Charge Density Waves on a Half-Filled Decorated Honeycomb Lattice (1910.09752v2)

Abstract: Tight binding models like the Hubbard Hamiltonian are most often explored in the context of uniform intersite hopping $t$. The electron-electron interactions, if sufficiently large compared to this translationally invariant $t$, can give rise to ordered magnetic phases and Mott insulator transitions, especially at commensurate filling. The more complex situation of non-uniform $t$ has been studied within a number of situations, perhaps most prominently in multi-band geometries where there is a natural distinction of hopping between orbitals of different degree of overlap. In this paper we explore related questions arising from the interplay of multiple kinetic energy scales and electron-phonon interactions.
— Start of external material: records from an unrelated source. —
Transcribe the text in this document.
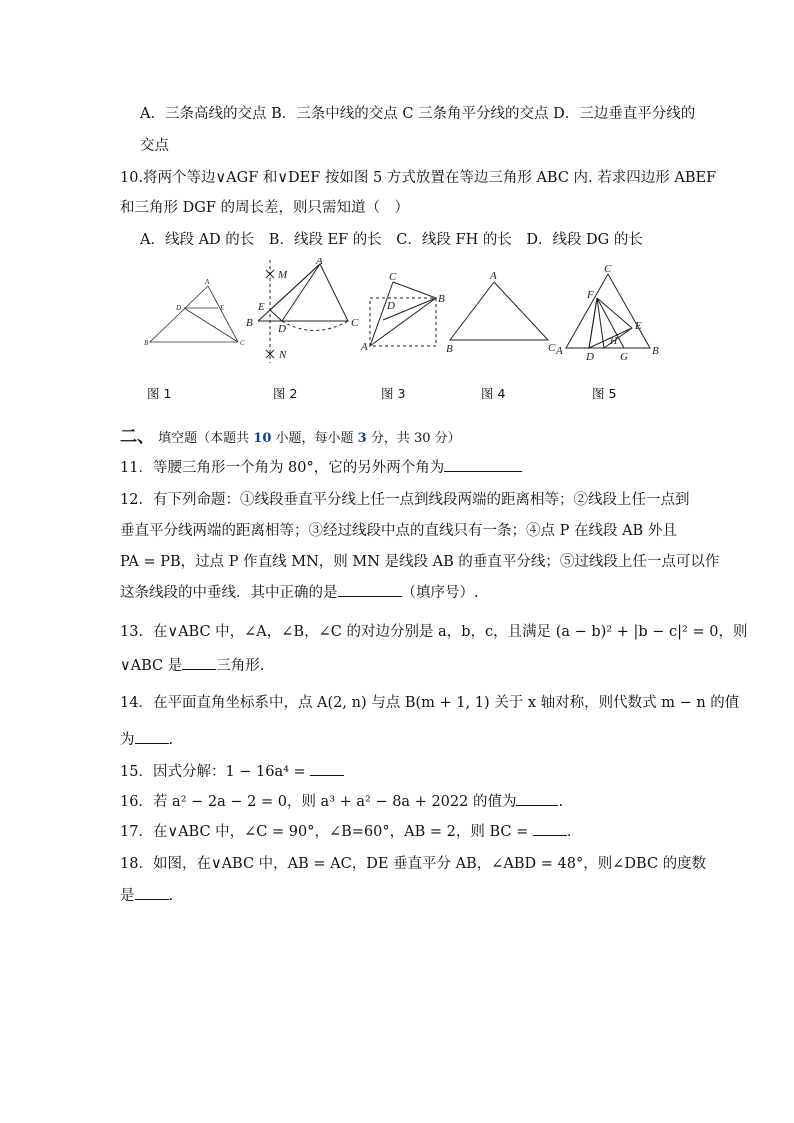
A．三条高线的交点 B．三条中线的交点 C 三条角平分线的交点 D．三边垂直平分线的
交点
10.将两个等边∨AGF 和∨DEF 按如图 5 方式放置在等边三角形 ABC 内. 若求四边形 ABEF
和三角形 DGF 的周长差，则只需知道（　）
A．线段 AD 的长　B．线段 EF 的长　C．线段 FH 的长　D．线段 DG 的长
A
D	E
B	C
M
A
E
B D	C
N
C
D
B
A
A
B	C
C
F
E
H
A D G B
图 1	图 2	图 3	图 4	图 5
二、 填空题（本题共 10 小题，每小题 3 分，共 30 分）
11．等腰三角形一个角为 80°，它的另外两个角为
12．有下列命题：①线段垂直平分线上任一点到线段两端的距离相等；②线段上任一点到
垂直平分线两端的距离相等；③经过线段中点的直线只有一条；④点 P 在线段 AB 外且
PA = PB，过点 P 作直线 MN，则 MN 是线段 AB 的垂直平分线；⑤过线段上任一点可以作
这条线段的中垂线．其中正确的是	（填序号）.
13．在∨ABC 中，∠A，∠B，∠C 的对边分别是 a，b，c，且满足 (a − b)² + |b − c|² = 0，则
∨ABC 是 三角形.
14．在平面直角坐标系中，点 A(2, n) 与点 B(m + 1, 1) 关于 x 轴对称，则代数式 m − n 的值
为 .
15．因式分解：1 − 16a⁴ =
16．若 a² − 2a − 2 = 0，则 a³ + a² − 8a + 2022 的值为	.
17．在∨ABC 中，∠C = 90°，∠B=60°，AB = 2，则 BC =	.
18．如图，在∨ABC 中，AB = AC，DE 垂直平分 AB，∠ABD = 48°，则∠DBC 的度数
是 .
Specifically, we use Determinant Quantum Monte Carlo (DQMC) to solve the half-filled Holstein Hamiltonian on a `decorated honeycomb lattice', consisting of hexagons with internal hopping $t$ coupled together by $t^{\,\prime}$. This modulation of the hopping introduces a gap in the Dirac spectrum and affects the nature of the topological phases. We determine the range of $t/t^{\,\prime}$ values which support a charge density wave (CDW) phase about the Dirac point of uniform hopping $t=t^{\,\prime}$, as well as the critical transition temperature $T_c$. The QMC simulations are compared with the results of Mean Field Theory (MFT).